Теперь я вспоминаю, что сказал Мэлвин. «Брэйди звонил мне. Мы поймали Лили». Я ощущаю волну чистого ужаса – как будто мою кожу облили холодным медом. «Нет. Нет. Нет».
Мы приближаемся к закрытой двери, и я замедляю шаг. Энни хватает меня за левое запястье и с силой выкручивает, но теперь это уже не оказывает на меня такого воздействия, потому что его заглушает куда более сильная боль. Куда более сильный ужас. Я не могу допустить, чтобы это случилось. Я не могу позволить ему заполучить моих детей.
Мэлвин заходит вперед и распахивает дверь. Джентльменский жест от монстра.
Это его камера пыток. Мне не нужно даже смотреть, чтобы понять это; осознание обрушивается на меня разом, так же неизбежно, как зима. Я не разглядываю обстановку.
Я смотрю на девушку.
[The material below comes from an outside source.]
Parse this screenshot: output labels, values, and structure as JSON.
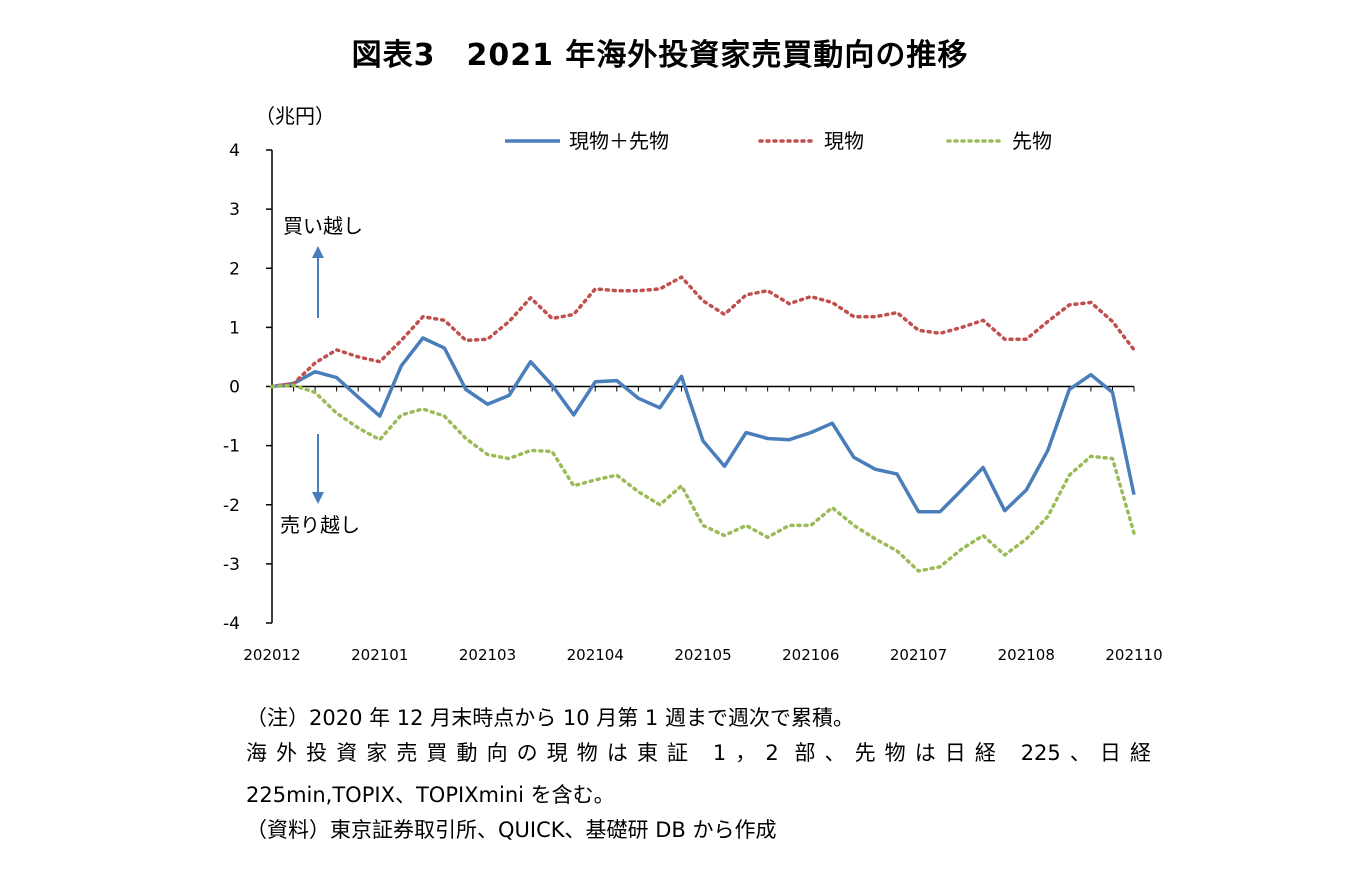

Девушку, которая стоит на овальном, запятнанном кровью коврике, с проволочной петлей на шее. У нее крашенные в черный цвет волосы, густые, слипшиеся от пота, они свисают ей на лицо, не давая увидеть его.
На одну ужасную, иррациональную секунду мне кажется, что это Ланни.
Я кричу. Этот крик вырывается из моей груди взрывной волной боли, скорби и ужаса, настолько реальной и осязаемой, что мне кажется, будто меня уже разрезали до костей и вывернули наизнанку, залив все вокруг кровью. Миг спустя я проглатываю этот крик, но понимаю, что этим показала Мэлвину, насколько сильно он ранил меня.
Эта девушка – не Ланни. Это не моя дочь. Но она все равно чья-то дочь.
Она стоит на цыпочках, вытянувшись в струнку и старательно сохраняя равновесие, потому что, если расслабится или пошатнется, проволока вопьется ей в шею. Это намеренная, жестокая, тонко рассчитанная пытка, как и инструменты, закрепленные на доске и в строгом порядке развешанные по стенам. На деревянном верстаке стоят открытые ящики с разводными ключами, отвертками, плоскогубцами… все они расположены аккуратными рядами, расставлены по цветам рукоятей.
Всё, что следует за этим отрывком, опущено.